Substantial experimental evidence indicates that the hormonal form of vitamin D promotes the differentiation and inhibits the proliferation, invasiveness, and metastasis of human prostatic cancer cells. Results from epidemiologic studies of vitamin D status and/or vitamin D receptor (VDR) polymorphisms and prostate cancer risk have been mixed. We conducted a population-based, case-control study of advanced prostate cancer among men ages 40 to 79 years from the San Francisco Bay area.
Interview data on lifetime sun exposure and other risk factors were collected for 905 non-Hispanic White men (450 cases and 455 controls). Using a reflectometer, we measured constitutive skin pigmentation on the upper underarm (a sun-protected site) and facultative pigmentation on the forehead (a sun-exposed site) and calculated a sun exposure index from these measurements. Biospecimens were collected for 426 cases and 440 controls. Genotyping was done for VDR polymorphisms in the 5' regulatory region (Cdx-2), exon 2 (FokI), and the 3' region (TaqI and BglI).

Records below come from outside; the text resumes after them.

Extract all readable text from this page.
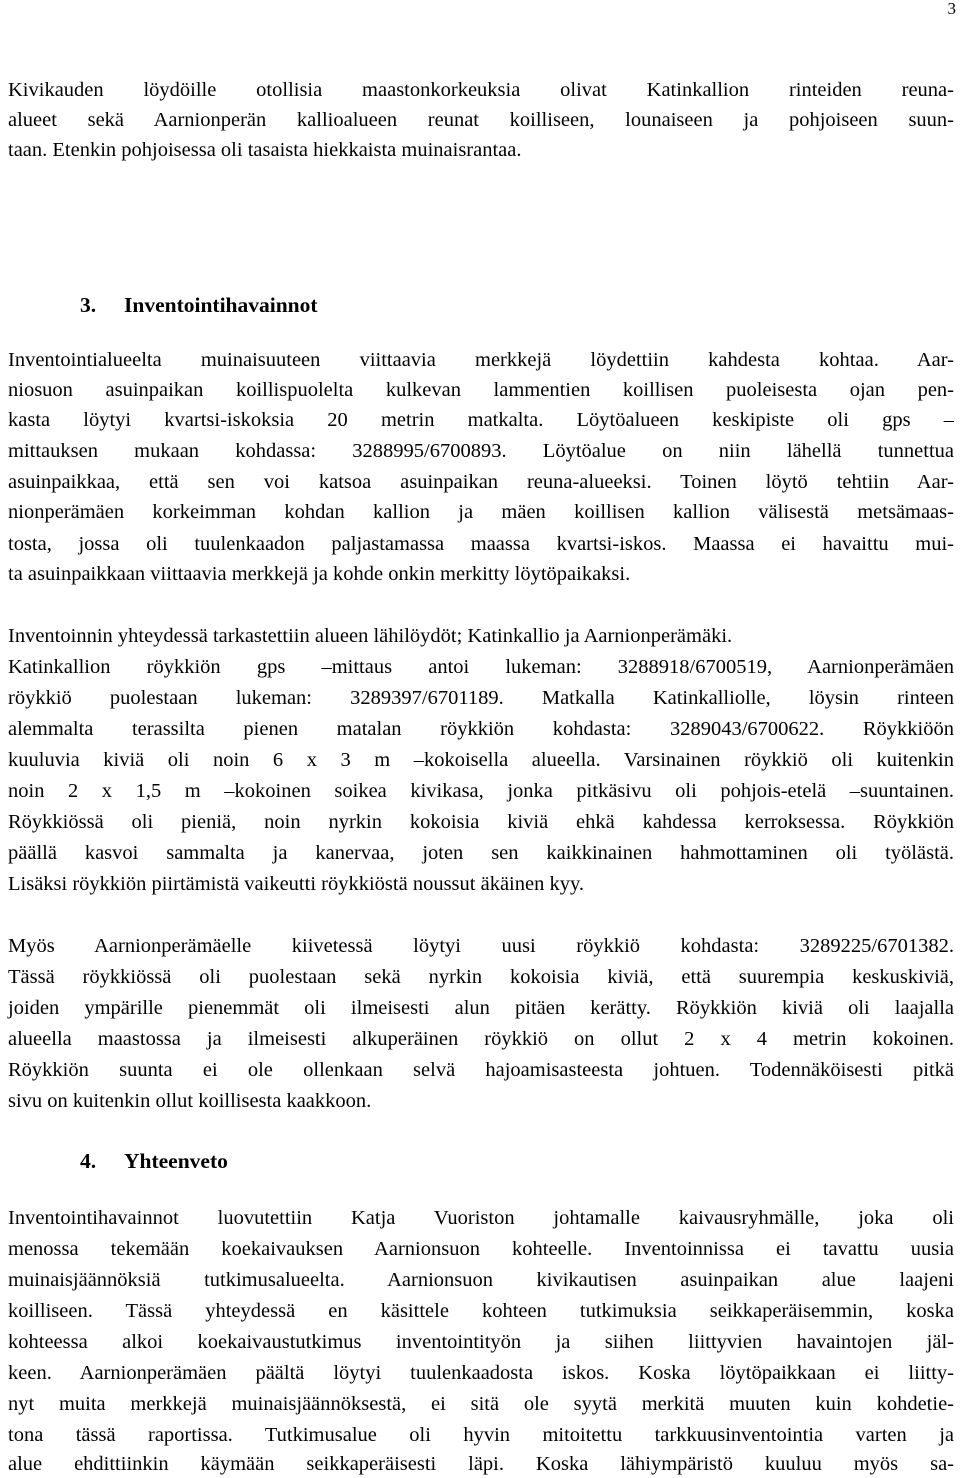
3
Kivikauden löydöille otollisia maastonkorkeuksia olivat Katinkallion rinteiden reuna-
alueet sekä Aarnionperän kallioalueen reunat koilliseen, lounaiseen ja pohjoiseen suun-
taan. Etenkin pohjoisessa oli tasaista hiekkaista muinaisrantaa.
3. Inventointihavainnot
Inventointialueelta muinaisuuteen viittaavia merkkejä löydettiin kahdesta kohtaa. Aar-
niosuon asuinpaikan koillispuolelta kulkevan lammentien koillisen puoleisesta ojan pen-
kasta löytyi kvartsi-iskoksia 20 metrin matkalta. Löytöalueen keskipiste oli gps –
mittauksen mukaan kohdassa: 3288995/6700893. Löytöalue on niin lähellä tunnettua
asuinpaikkaa, että sen voi katsoa asuinpaikan reuna-alueeksi. Toinen löytö tehtiin Aar-
nionperämäen korkeimman kohdan kallion ja mäen koillisen kallion välisestä metsämaas-
tosta, jossa oli tuulenkaadon paljastamassa maassa kvartsi-iskos. Maassa ei havaittu mui-
ta asuinpaikkaan viittaavia merkkejä ja kohde onkin merkitty löytöpaikaksi.
Inventoinnin yhteydessä tarkastettiin alueen lähilöydöt; Katinkallio ja Aarnionperämäki.
Katinkallion röykkiön gps –mittaus antoi lukeman: 3288918/6700519, Aarnionperämäen
röykkiö puolestaan lukeman: 3289397/6701189. Matkalla Katinkalliolle, löysin rinteen
alemmalta terassilta pienen matalan röykkiön kohdasta: 3289043/6700622. Röykkiöön
kuuluvia kiviä oli noin 6 x 3 m –kokoisella alueella. Varsinainen röykkiö oli kuitenkin
noin 2 x 1,5 m –kokoinen soikea kivikasa, jonka pitkäsivu oli pohjois-etelä –suuntainen.
Röykkiössä oli pieniä, noin nyrkin kokoisia kiviä ehkä kahdessa kerroksessa. Röykkiön
päällä kasvoi sammalta ja kanervaa, joten sen kaikkinainen hahmottaminen oli työlästä.
Lisäksi röykkiön piirtämistä vaikeutti röykkiöstä noussut äkäinen kyy.
Myös Aarnionperämäelle kiivetessä löytyi uusi röykkiö kohdasta: 3289225/6701382.
Tässä röykkiössä oli puolestaan sekä nyrkin kokoisia kiviä, että suurempia keskuskiviä,
joiden ympärille pienemmät oli ilmeisesti alun pitäen kerätty. Röykkiön kiviä oli laajalla
alueella maastossa ja ilmeisesti alkuperäinen röykkiö on ollut 2 x 4 metrin kokoinen.
Röykkiön suunta ei ole ollenkaan selvä hajoamisasteesta johtuen. Todennäköisesti pitkä
sivu on kuitenkin ollut koillisesta kaakkoon.
4. Yhteenveto
Inventointihavainnot luovutettiin Katja Vuoriston johtamalle kaivausryhmälle, joka oli
menossa tekemään koekaivauksen Aarnionsuon kohteelle. Inventoinnissa ei tavattu uusia
muinaisjäännöksiä tutkimusalueelta. Aarnionsuon kivikautisen asuinpaikan alue laajeni
koilliseen. Tässä yhteydessä en käsittele kohteen tutkimuksia seikkaperäisemmin, koska
kohteessa alkoi koekaivaustutkimus inventointityön ja siihen liittyvien havaintojen jäl-
keen. Aarnionperämäen päältä löytyi tuulenkaadosta iskos. Koska löytöpaikkaan ei liitty-
nyt muita merkkejä muinaisjäännöksestä, ei sitä ole syytä merkitä muuten kuin kohdetie-
tona tässä raportissa. Tutkimusalue oli hyvin mitoitettu tarkkuusinventointia varten ja
alue ehdittiinkin käymään seikkaperäisesti läpi. Koska lähiympäristö kuuluu myös sa-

Reduced risk of advanced prostate cancer was associated with high sun exposure determined by reflectometry [odds ratio (OR), 0.51; 95% confidence interval (95% CI), 0.33-0.80] and high occupational outdoor activity (OR, 0.73; 95% CI, 0.48-1.11). Significant risk reductions with the high-activity alleles FokI FF or Ff, TaqI tt, and BglI BB genotypes and a nonsignificant reduction with Cdx-2 AG or AA genotype were observed in the presence of high sun exposure, with ORs ranging from 0.46 to 0.67. Our findings support the hypothesis that sun exposure and VDR polymorphisms together play important roles in the etiology of prostate cancer.